23 Jan 2013

Aaron Swartz, le suicide d'un jeune activiste numérique

Submitted by Anonyme (non vérifié)

aaron swartz soyez curieux

Ce Vendredi 11 janvier 2013, le jeune activiste américain Aaron Swartz s'est suicidé à l'âge de 26 ans dans sa chambre de Brooklyn.

Aaron Swartz était un jeune et très brillant informaticien et intellectuel progressiste américain. Toute l'activité de Aaron Swartz a été marquée par l'engagement et en même temps une forme de spleen face au manque d'engagement et de passion de ses contemporains.

Dans l'article Pourquoi la jeunesse, tournée vers le passé, n'a-t-elle pas trouvé le magnifique Nick Drake ?nous disions « la jeunesse doit regarder autour d'elle et avoir confiance et conscience, car nombreux sont les Nick Drake aujourd'hui ! » Et Aaron Swartz était un de ces Nick Drake, un Nick Drake geek et scientifique.

Aaron Swartz était un amoureux de la connaissance, qui ne la voyait que dans le cadre du partage, et une personne dotée d'une grande sensibilité.

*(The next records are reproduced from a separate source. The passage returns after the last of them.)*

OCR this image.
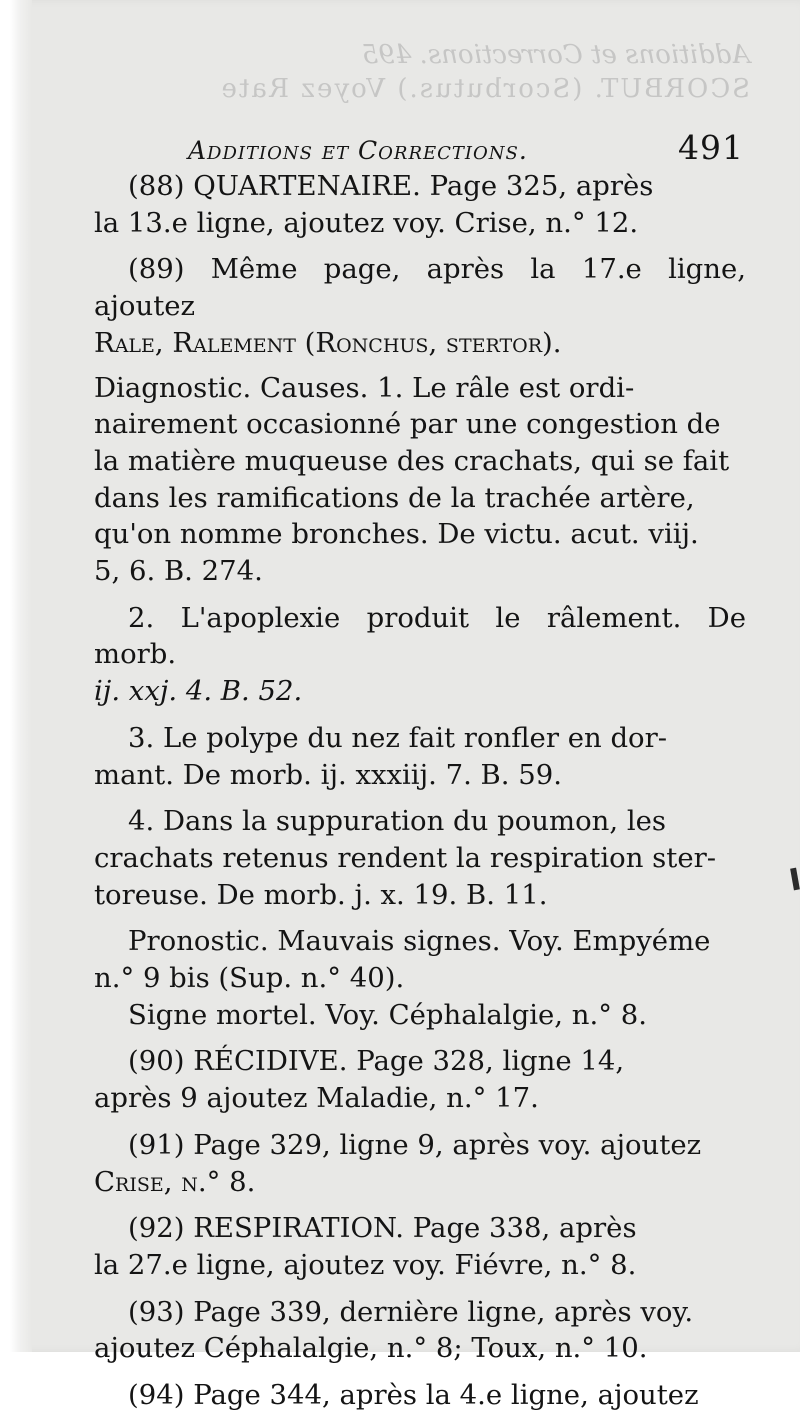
Additions et Corrections. 495
SCORBUT. (Scorbutus.) Voyez Rate
Additions et Corrections.	491

(88) QUARTENAIRE. Page 325, après
la 13.e ligne, ajoutez voy. Crise, n.° 12.

(89) Même page, après la 17.e ligne, ajoutez
Rale, Ralement (Ronchus, stertor).

Diagnostic. Causes. 1. Le râle est ordi-
nairement occasionné par une congestion de
la matière muqueuse des crachats, qui se fait
dans les ramifications de la trachée artère,
qu'on nomme bronches. De victu. acut. viij.
5, 6. B. 274.

2. L'apoplexie produit le râlement. De morb.
ij. xxj. 4. B. 52.

3. Le polype du nez fait ronfler en dor-
mant. De morb. ij. xxxiij. 7. B. 59.

4. Dans la suppuration du poumon, les
crachats retenus rendent la respiration ster-
toreuse. De morb. j. x. 19. B. 11.

Pronostic. Mauvais signes. Voy. Empyéme
n.° 9 bis (Sup. n.° 40).

Signe mortel. Voy. Céphalalgie, n.° 8.

(90) RÉCIDIVE. Page 328, ligne 14,
après 9 ajoutez Maladie, n.° 17.

(91) Page 329, ligne 9, après voy. ajoutez
Crise, n.° 8.

(92) RESPIRATION. Page 338, après
la 27.e ligne, ajoutez voy. Fiévre, n.° 8.

(93) Page 339, dernière ligne, après voy.
ajoutez Céphalalgie, n.° 8; Toux, n.° 10.

(94) Page 344, après la 4.e ligne, ajoutez
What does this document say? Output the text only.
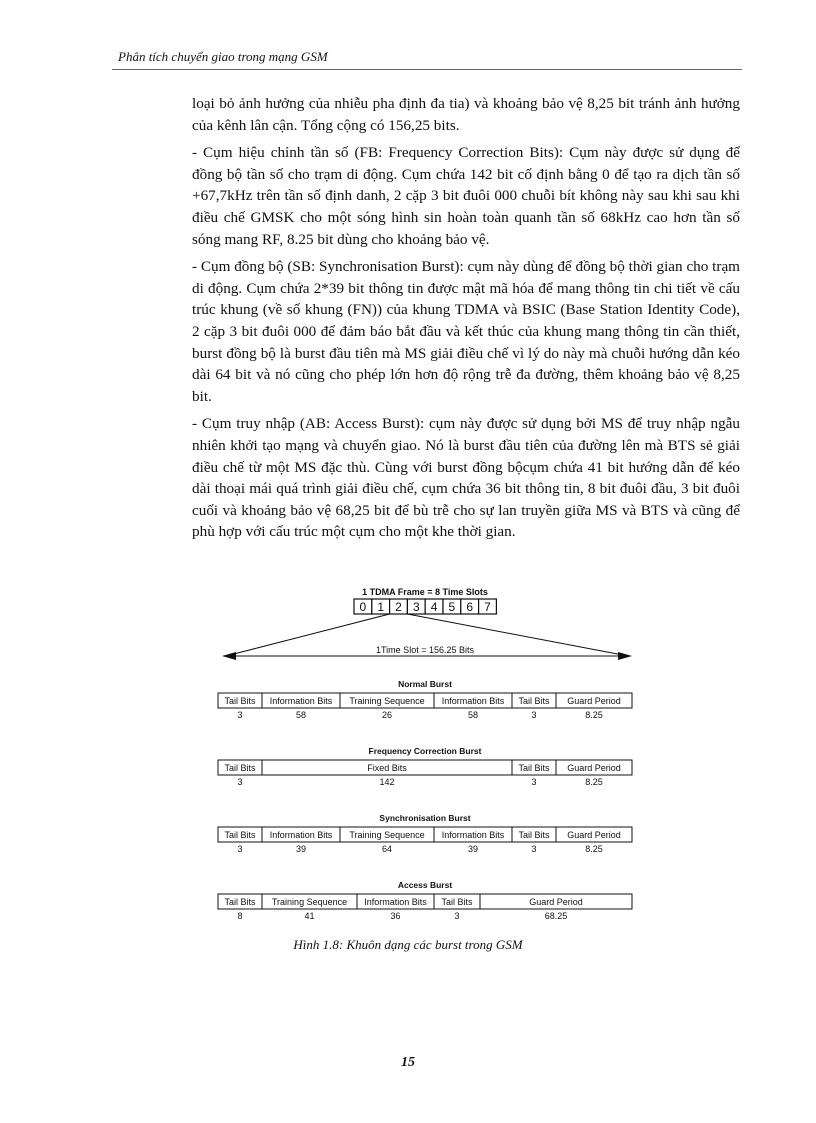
Phân tích chuyển giao trong mạng GSM

loại bỏ ảnh hưởng của nhiễu pha định đa tia) và khoảng bảo vệ 8,25 bit tránh ảnh hưởng của kênh lân cận. Tổng cộng có 156,25 bits.

- Cụm hiệu chỉnh tần số (FB: Frequency Correction Bits): Cụm này được sử dụng để đồng bộ tần số cho trạm di động. Cụm chứa 142 bit cố định bằng 0 để tạo ra dịch tần số +67,7kHz trên tần số định danh, 2 cặp 3 bit đuôi 000 chuỗi bít không này sau khi sau khi điều chế GMSK cho một sóng hình sin hoàn toàn quanh tần số 68kHz cao hơn tần số sóng mang RF, 8.25 bit dùng cho khoảng bảo vệ.

- Cụm đồng bộ (SB: Synchronisation Burst): cụm này dùng để đồng bộ thời gian cho trạm di động. Cụm chứa 2*39 bit thông tin được mật mã hóa để mang thông tin chi tiết về cấu trúc khung (về số khung (FN)) của khung TDMA và BSIC (Base Station Identity Code), 2 cặp 3 bit đuôi 000 để đảm báo bắt đầu và kết thúc của khung mang thông tin cần thiết, burst đồng bộ là burst đầu tiên mà MS giải điều chế vì lý do này mà chuỗi hướng dẫn kéo dài 64 bit và nó cũng cho phép lớn hơn độ rộng trễ đa đường, thêm khoảng bảo vệ 8,25 bit.

- Cụm truy nhập (AB: Access Burst): cụm này được sử dụng bởi MS để truy nhập ngẫu nhiên khởi tạo mạng và chuyển giao. Nó là burst đầu tiên của đường lên mà BTS sẻ giải điều chế từ một MS đặc thù. Cùng với burst đồng bộcụm chứa 41 bit hướng dẫn để kéo dài thoại mái quá trình giải điều chế, cụm chứa 36 bit thông tin, 8 bit đuôi đầu, 3 bit đuôi cuối và khoảng bảo vệ 68,25 bit để bù trễ cho sự lan truyền giữa MS và BTS và cũng để phù hợp với cấu trúc một cụm cho một khe thời gian.

1 TDMA Frame = 8 Time Slots
0 1 2 3 4 5 6 7
1Time Slot = 156.25 Bits
Normal Burst
Tail Bits
3
Information Bits
58
Training Sequence
26
Information Bits
58
Tail Bits
3
Guard Period
8.25
Frequency Correction Burst
Tail Bits
3
Fixed Bits
142
Tail Bits
3
Guard Period
8.25
Synchronisation Burst
Tail Bits
3
Information Bits
39
Training Sequence
64
Information Bits
39
Tail Bits
3
Guard Period
8.25
Access Burst
Tail Bits
8
Training Sequence
41
Information Bits
36
Tail Bits
3
Guard Period
68.25
Hình 1.8: Khuôn dạng các burst trong GSM
15
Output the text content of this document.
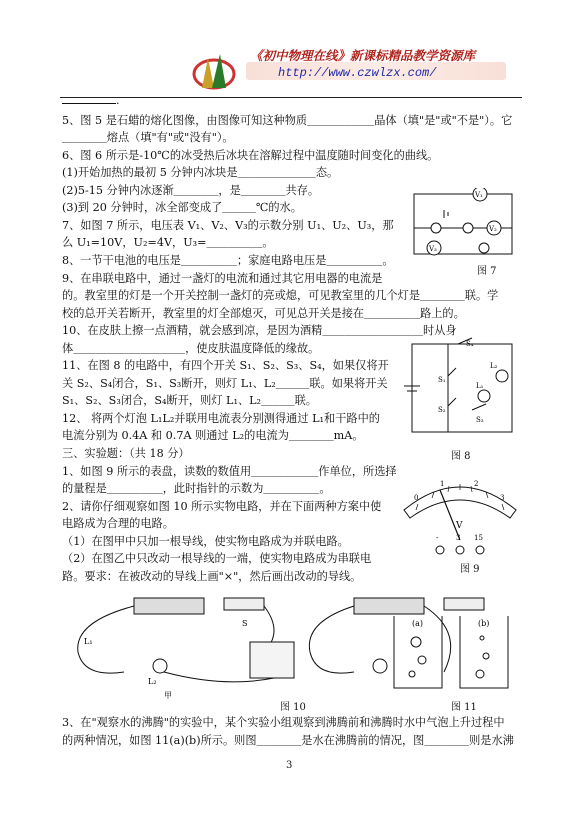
《初中物理在线》新课标精品教学资源库
http://www.czwlzx.com/
.
5、图 5 是石蜡的熔化图像，由图像可知这种物质＿＿＿＿＿＿晶体（填"是"或"不是"）。它
＿＿＿＿熔点（填"有"或"没有"）。
6、图 6 所示是-10℃的冰受热后冰块在溶解过程中温度随时间变化的曲线。
(1)开始加热的最初 5 分钟内冰块是＿＿＿＿＿＿＿态。
(2)5-15 分钟内冰逐渐＿＿＿＿，是＿＿＿＿共存。
(3)到 20 分钟时，冰全部变成了＿＿＿℃的水。
7、如图 7 所示，电压表 V₁、V₂、V₃的示数分别 U₁、U₂、U₃，那
么 U₁=10V，U₂=4V，U₃=＿＿＿＿＿。
8、一节干电池的电压是＿＿＿＿＿；家庭电路电压是＿＿＿＿＿。
9、在串联电路中，通过一盏灯的电流和通过其它用电器的电流是
的。教室里的灯是一个开关控制一盏灯的亮或熄，可见教室里的几个灯是＿＿＿＿联。学
校的总开关若断开，教室里的灯全部熄灭，可见总开关是接在＿＿＿＿＿路上的。
10、在皮肤上擦一点酒精，就会感到凉，是因为酒精＿＿＿＿＿＿＿＿＿时从身
体＿＿＿＿＿＿＿＿＿＿，使皮肤温度降低的缘故。
11、在图 8 的电路中，有四个开关 S₁、S₂、S₃、S₄，如果仅将开
关 S₂、S₄闭合，S₁、S₃断开，则灯 L₁、L₂＿＿＿联。如果将开关
S₁、S₂、S₃闭合，S₄断开，则灯 L₁、L₂＿＿＿联。
12、 将两个灯泡 L₁L₂并联用电流表分别测得通过 L₁和干路中的
电流分别为 0.4A 和 0.7A 则通过 L₂的电流为＿＿＿＿mA。
三、实验题：（共 18 分）
1、如图 9 所示的表盘，读数的数值用＿＿＿＿＿＿作单位，所选择
的量程是＿＿＿＿＿，此时指针的示数为＿＿＿＿＿。
2、请你仔细观察如图 10 所示实物电路，并在下面两种方案中使
电路成为合理的电路。
（1）在图甲中只加一根导线，使实物电路成为并联电路。
（2）在图乙中只改动一根导线的一端，使实物电路成为串联电
路。要求：在被改动的导线上画"×"，然后画出改动的导线。
3、在"观察水的沸腾"的实验中，某个实验小组观察到沸腾前和沸腾时水中气泡上升过程中
的两种情况，如图 11(a)(b)所示。则图＿＿＿＿是水在沸腾前的情况，图＿＿＿＿则是水沸
V₁
V₂
V₃
图 7
S₄
S₁
S₂
S₃
L₁
L₂
图 8
0
1	2
3
V
-	3 15
图 9
S
L₁
L₂
甲
图 10
(a)	(b)
图 11
3
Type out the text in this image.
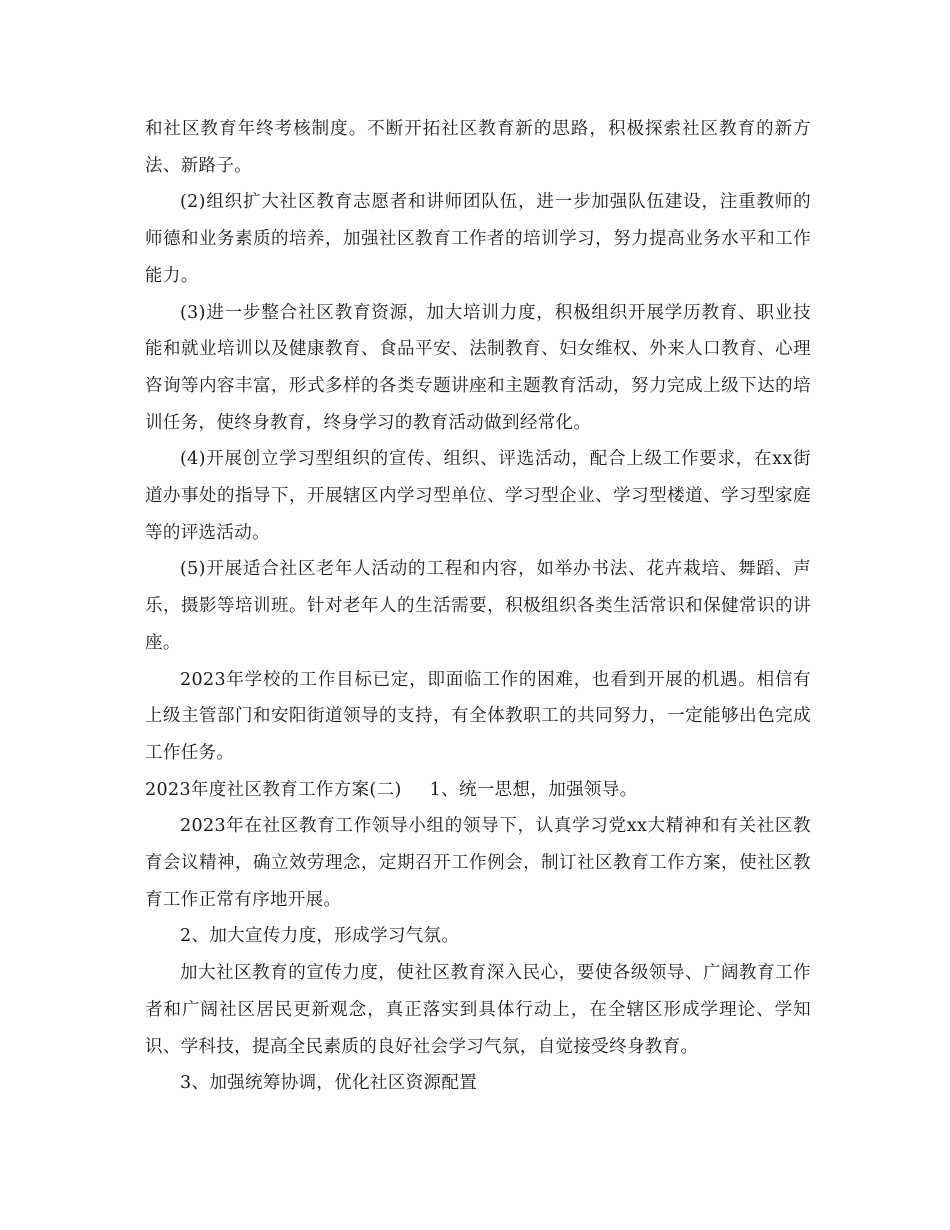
和社区教育年终考核制度。不断开拓社区教育新的思路，积极探索社区教育的新方法、新路子。

(2)组织扩大社区教育志愿者和讲师团队伍，进一步加强队伍建设，注重教师的师德和业务素质的培养，加强社区教育工作者的培训学习，努力提高业务水平和工作能力。

(3)进一步整合社区教育资源，加大培训力度，积极组织开展学历教育、职业技能和就业培训以及健康教育、食品平安、法制教育、妇女维权、外来人口教育、心理咨询等内容丰富，形式多样的各类专题讲座和主题教育活动，努力完成上级下达的培训任务，使终身教育，终身学习的教育活动做到经常化。

(4)开展创立学习型组织的宣传、组织、评选活动，配合上级工作要求，在xx街道办事处的指导下，开展辖区内学习型单位、学习型企业、学习型楼道、学习型家庭等的评选活动。

(5)开展适合社区老年人活动的工程和内容，如举办书法、花卉栽培、舞蹈、声乐，摄影等培训班。针对老年人的生活需要，积极组织各类生活常识和保健常识的讲座。

2023年学校的工作目标已定，即面临工作的困难，也看到开展的机遇。相信有上级主管部门和安阳街道领导的支持，有全体教职工的共同努力，一定能够出色完成工作任务。

2023年度社区教育工作方案(二) 1、统一思想，加强领导。

2023年在社区教育工作领导小组的领导下，认真学习党xx大精神和有关社区教育会议精神，确立效劳理念，定期召开工作例会，制订社区教育工作方案，使社区教育工作正常有序地开展。

2、加大宣传力度，形成学习气氛。

加大社区教育的宣传力度，使社区教育深入民心，要使各级领导、广阔教育工作者和广阔社区居民更新观念，真正落实到具体行动上，在全辖区形成学理论、学知识、学科技，提高全民素质的良好社会学习气氛，自觉接受终身教育。

3、加强统筹协调，优化社区资源配置
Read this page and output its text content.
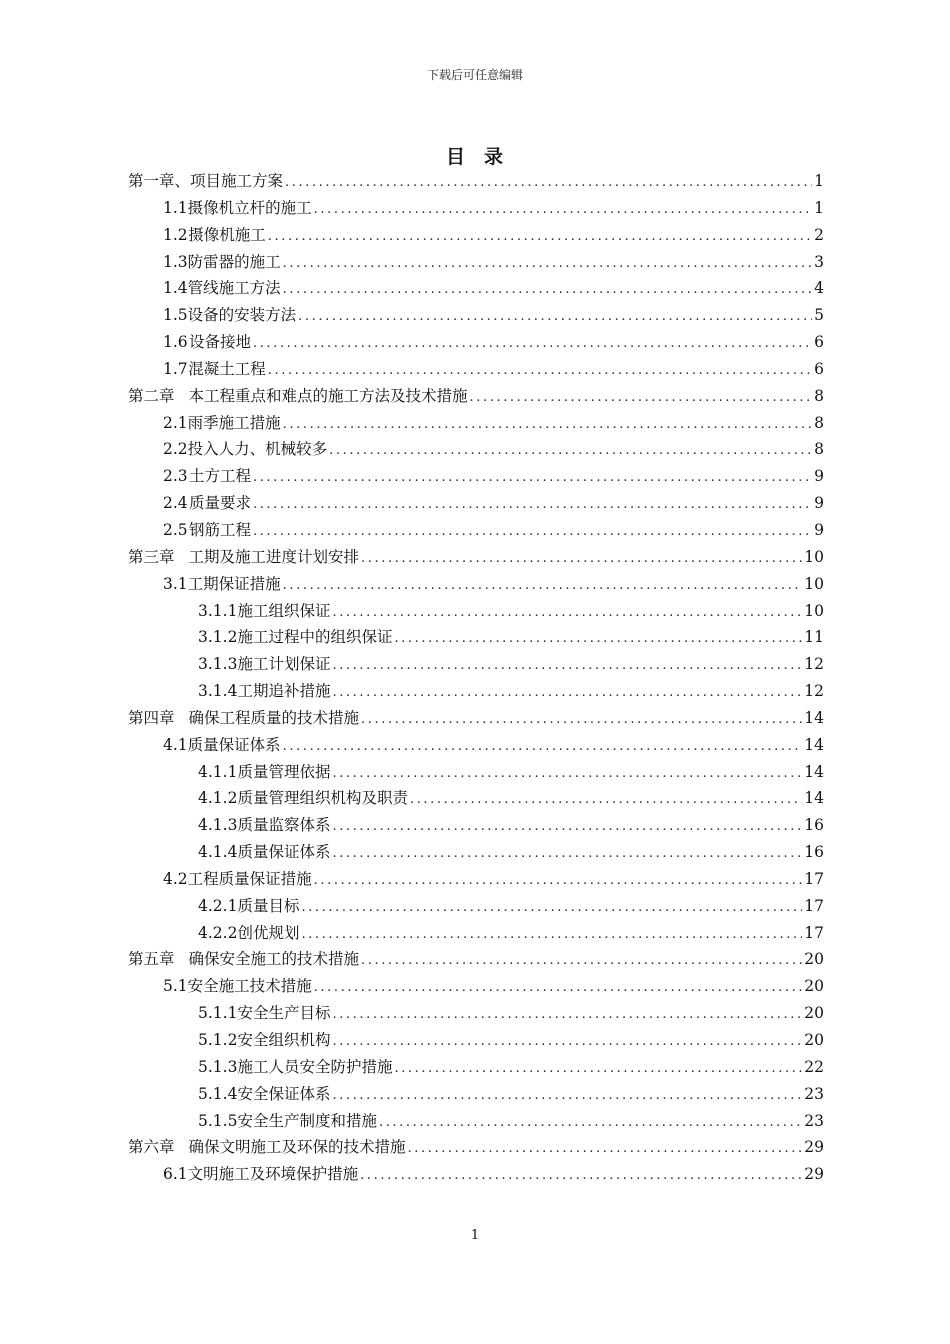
下载后可任意编辑
目 录
第一章、 项目施工方案 .....	1
1.1 摄像机立杆的施工 .....	1
1.2 摄像机施工 .....	2
1.3 防雷器的施工 .....	3
1.4 管线施工方法 .....	4
1.5 设备的安装方法 .....	5
1.6 设备接地 .....	6
1.7 混凝土工程 .....	6
第二章 本工程重点和难点的施工方法及技术措施 .....	8
2.1 雨季施工措施 .....	8
2.2 投入人力、机械较多 .....	8
2.3 土方工程 .....	9
2.4 质量要求 .....	9
2.5 钢筋工程 .....	9
第三章 工期及施工进度计划安排 .....	10
3.1 工期保证措施 .....	10
3.1.1 施工组织保证 .....	10
3.1.2 施工过程中的组织保证 .....	11
3.1.3 施工计划保证 .....	12
3.1.4 工期追补措施 .....	12
第四章 确保工程质量的技术措施 .....	14
4.1 质量保证体系 .....	14
4.1.1 质量管理依据 .....	14
4.1.2 质量管理组织机构及职责 .....	14
4.1.3 质量监察体系 .....	16
4.1.4 质量保证体系 .....	16
4.2 工程质量保证措施 .....	17
4.2.1 质量目标 .....	17
4.2.2 创优规划 .....	17
第五章 确保安全施工的技术措施 .....	20
5.1 安全施工技术措施 .....	20
5.1.1 安全生产目标 .....	20
5.1.2 安全组织机构 .....	20
5.1.3 施工人员安全防护措施 .....	22
5.1.4 安全保证体系 .....	23
5.1.5 安全生产制度和措施 .....	23
第六章 确保文明施工及环保的技术措施 .....	29
6.1 文明施工及环境保护措施 .....	29
1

Avec la passion et la curiosité de la jeunesse, il a commencé à apprendre le plus de choses possible à propos d'internet et des ordinateurs. La connaissance n'existant pas sans mise en pratique, Aaron Swartz a donc dans la foulée commencé à appliquer ce qu'il avait appris. Il a ainsi créé à l'âge de 13 ans, en 2000 soit un an avant Wikipedia, le site get.info qui se voulait un moyen de créer une encyclopédie collective où tout le monde pourrait poster ses connaissances et qui serait modifiable depuis le navigateur web.

Comme il passait beaucoup de temps à rechercher des informations sur internet, il a tenté de produire un moyen d'accéder rapidement aux nouveautés paraissant sur ses sites web favoris. Il a alors crée son site my.info. Il a immédiatement cherché à généraliser son travail. Il s'est alors associé avec d'autres personnes travaillant sur ce sujet et, ensemble, ils ont créé le format de données « RSS 1.0 » qui est aujourd'hui le format standard pour les flux de syndication et qui permet donc à chaque personne de centraliser les nouveautés des sites webs qu'elles souhaitent suivre.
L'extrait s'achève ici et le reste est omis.